In a victory for gun makers, however, Weinstein also rejected the city's argument that the law was unconstitutional.

"As construed, the act adequately balances congressional concern over the viability of the handgun industry and the concern of the states and municipalities for the safety of their populations against handgun violence spawned by careless merchandising," Weinstein wrote.

Acknowledging that his decision would be controversial, the judge immediately stayed all action in the trial in order to allow gun manufacturers to appeal.

NRA spokesman Andrew Arulanandam said he was confident the bulk of the opinion would be overturned.

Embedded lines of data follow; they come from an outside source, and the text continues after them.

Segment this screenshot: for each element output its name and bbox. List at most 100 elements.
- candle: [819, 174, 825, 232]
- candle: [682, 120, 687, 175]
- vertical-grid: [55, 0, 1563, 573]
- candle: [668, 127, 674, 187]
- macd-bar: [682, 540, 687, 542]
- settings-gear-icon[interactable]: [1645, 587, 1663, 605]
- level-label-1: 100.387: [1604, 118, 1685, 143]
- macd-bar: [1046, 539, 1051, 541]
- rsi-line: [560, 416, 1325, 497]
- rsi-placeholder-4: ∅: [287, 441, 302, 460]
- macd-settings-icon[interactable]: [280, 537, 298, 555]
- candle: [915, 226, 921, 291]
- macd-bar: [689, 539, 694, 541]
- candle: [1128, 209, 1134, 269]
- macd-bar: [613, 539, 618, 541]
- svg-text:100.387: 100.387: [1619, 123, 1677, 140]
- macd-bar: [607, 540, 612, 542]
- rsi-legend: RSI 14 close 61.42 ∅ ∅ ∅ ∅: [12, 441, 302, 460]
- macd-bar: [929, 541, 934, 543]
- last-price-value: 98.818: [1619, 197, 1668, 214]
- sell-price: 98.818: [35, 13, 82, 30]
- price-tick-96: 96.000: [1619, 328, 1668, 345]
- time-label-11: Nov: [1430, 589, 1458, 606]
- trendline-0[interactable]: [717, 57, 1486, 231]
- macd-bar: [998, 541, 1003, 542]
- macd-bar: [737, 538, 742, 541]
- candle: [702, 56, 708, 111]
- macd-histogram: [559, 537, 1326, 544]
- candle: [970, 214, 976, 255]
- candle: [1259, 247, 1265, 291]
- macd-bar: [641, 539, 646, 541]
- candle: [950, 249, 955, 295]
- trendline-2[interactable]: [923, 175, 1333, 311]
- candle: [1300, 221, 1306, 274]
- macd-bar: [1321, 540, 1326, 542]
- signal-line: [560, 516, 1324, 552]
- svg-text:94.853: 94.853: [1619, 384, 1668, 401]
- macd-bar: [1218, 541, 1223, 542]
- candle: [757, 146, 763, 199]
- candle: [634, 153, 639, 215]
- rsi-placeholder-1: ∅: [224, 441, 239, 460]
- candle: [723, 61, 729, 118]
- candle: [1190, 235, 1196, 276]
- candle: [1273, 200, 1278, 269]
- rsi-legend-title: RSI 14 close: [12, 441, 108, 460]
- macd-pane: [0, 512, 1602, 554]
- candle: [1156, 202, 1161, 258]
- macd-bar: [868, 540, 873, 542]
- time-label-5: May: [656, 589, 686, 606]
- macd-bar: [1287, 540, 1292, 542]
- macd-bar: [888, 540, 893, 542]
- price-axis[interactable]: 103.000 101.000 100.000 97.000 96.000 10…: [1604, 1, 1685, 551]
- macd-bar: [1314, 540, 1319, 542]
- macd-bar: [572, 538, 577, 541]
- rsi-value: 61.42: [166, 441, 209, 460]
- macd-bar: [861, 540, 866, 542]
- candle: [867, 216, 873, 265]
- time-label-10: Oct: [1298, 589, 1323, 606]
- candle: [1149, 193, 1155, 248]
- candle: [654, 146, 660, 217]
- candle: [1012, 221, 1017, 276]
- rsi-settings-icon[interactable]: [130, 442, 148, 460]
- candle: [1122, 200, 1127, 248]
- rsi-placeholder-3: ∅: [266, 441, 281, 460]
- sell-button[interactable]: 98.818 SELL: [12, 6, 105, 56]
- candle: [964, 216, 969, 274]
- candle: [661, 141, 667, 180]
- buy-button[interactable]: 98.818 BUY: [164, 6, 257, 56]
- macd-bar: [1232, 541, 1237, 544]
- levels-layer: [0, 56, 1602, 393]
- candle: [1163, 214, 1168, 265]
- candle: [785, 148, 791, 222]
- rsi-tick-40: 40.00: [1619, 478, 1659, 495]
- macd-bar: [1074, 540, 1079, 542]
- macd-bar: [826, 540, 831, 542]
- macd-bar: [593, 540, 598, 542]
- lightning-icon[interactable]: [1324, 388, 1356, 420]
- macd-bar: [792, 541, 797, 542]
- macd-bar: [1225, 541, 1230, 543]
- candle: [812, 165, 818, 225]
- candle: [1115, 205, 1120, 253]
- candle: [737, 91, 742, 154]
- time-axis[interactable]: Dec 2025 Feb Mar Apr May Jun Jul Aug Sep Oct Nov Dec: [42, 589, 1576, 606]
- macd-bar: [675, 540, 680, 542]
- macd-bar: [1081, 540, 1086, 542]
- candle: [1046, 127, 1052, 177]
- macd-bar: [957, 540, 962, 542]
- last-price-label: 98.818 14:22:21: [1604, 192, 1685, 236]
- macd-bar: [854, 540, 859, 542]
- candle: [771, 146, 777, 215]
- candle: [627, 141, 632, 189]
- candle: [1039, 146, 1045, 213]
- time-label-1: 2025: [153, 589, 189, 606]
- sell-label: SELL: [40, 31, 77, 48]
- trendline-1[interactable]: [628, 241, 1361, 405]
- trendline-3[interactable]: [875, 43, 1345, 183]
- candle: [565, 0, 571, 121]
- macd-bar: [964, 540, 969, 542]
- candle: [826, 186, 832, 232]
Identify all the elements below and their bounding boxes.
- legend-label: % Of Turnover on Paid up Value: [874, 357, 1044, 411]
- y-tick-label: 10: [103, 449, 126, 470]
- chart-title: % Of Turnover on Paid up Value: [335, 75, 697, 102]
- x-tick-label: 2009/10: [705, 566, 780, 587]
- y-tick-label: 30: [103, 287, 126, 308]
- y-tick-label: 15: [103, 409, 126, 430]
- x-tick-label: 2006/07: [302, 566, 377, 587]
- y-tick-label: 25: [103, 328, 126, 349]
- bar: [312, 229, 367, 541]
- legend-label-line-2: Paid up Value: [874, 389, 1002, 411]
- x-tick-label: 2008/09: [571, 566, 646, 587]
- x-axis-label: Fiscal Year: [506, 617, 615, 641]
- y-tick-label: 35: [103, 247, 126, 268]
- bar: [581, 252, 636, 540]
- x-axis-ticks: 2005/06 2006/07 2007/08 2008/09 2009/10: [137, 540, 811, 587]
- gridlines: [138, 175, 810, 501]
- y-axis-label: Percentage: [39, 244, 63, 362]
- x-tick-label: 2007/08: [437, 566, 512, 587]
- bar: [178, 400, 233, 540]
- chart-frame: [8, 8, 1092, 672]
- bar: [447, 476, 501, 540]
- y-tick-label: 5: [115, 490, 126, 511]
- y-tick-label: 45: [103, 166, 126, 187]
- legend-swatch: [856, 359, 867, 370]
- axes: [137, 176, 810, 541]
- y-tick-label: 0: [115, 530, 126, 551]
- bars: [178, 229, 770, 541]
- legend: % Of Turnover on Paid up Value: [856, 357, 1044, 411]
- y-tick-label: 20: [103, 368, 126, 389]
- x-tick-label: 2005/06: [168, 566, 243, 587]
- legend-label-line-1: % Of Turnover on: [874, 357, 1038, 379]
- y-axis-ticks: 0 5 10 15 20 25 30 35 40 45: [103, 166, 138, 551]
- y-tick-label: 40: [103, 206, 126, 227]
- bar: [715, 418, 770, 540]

"We believe it is now the law of the land that law-abiding manufacturers and retailers will not be held responsible for the independent actions of criminals," Arulanandam said. He added that the NRA had expected to encounter "judicial activism" in the law's early days.

New York is one of several cities suing major U.S. suppliers of handguns, arguing that gun manufacturers violated public nuisance law by fostering a situation that allowed widespread access to illegal firearms.

The suit seeks no money damages, but wants gun makers to more closely police dealers who frequently sell guns later used to commit crimes.

A trial was scheduled to begin on Nov. 28, but looked like it might be derailed by enactment of the federal law, which required that most pending suits seeking to hold gun makers and sellers accountable for crime "shall be immediately dismissed."

The act allowed lawsuits to stay alive only if a gun maker or seller knowingly violated a law applicable to the sale or marketing of firearms.

Lawrence Greenwald, an attorney for Beretta USA Corp., said Congress meant that exception to apply only to laws specifically regulating guns.

Weinstein interpreted it more broadly.

"If Congress had wanted to limit the predicate exception ... it could easily have done so. It did not," he wrote.

Mayor Michael Bloomberg praised the ruling in a written statement and said the shooting of a New York police officer during a traffic stop on Monday is "deadly evidence that the scourge of guns in the city is ever-present."

"Our lawsuit is designed and intended to stop this scourge," Bloomberg said. "With the gun industry completely unwilling to take reasonable steps to control their own dealers, the city has no recourse but to go to the courts."








Copyright 2005 The Associated Press. All rights reserved. This material may not be published, broadcast, rewritten or redistributed.


----------



## dcs2244 (Jan 29, 2004)

"...wants gun makers to more closely *police* dealers..."

Isn't that the job of law enforcement? Mayor Bloomberg: start enforcing the laws...the BATF is there to help you, pinhead.

Next on the agenda: a lawsuit to "...make automobile manufacturers more closely police dealers who sell cars that are involved in OUI fatal collisions..."! Just insert the product you are queer about into that phrase and you will see where this stuff is heading...


----------



## mpd61 (Aug 7, 2002)

I do follow the logic;

Theres no *$$$* involved, so this judge doesn't see how it could bankrupt/ruin a firearms manufacturer. Also he stayed any action in the trial, so the gun industry can mount a proper defense.

I think we would be better focused on the S.F. controversy, this NYC suit should fall off the radar soon.
:sh:


----------



## Eamonn Wright (Nov 1, 2005)

The anti-gun lobby purposely brought this case to Judge Weinstein due to his notorious anti-gun beliefs. This case should get slapped down on appeal.


----------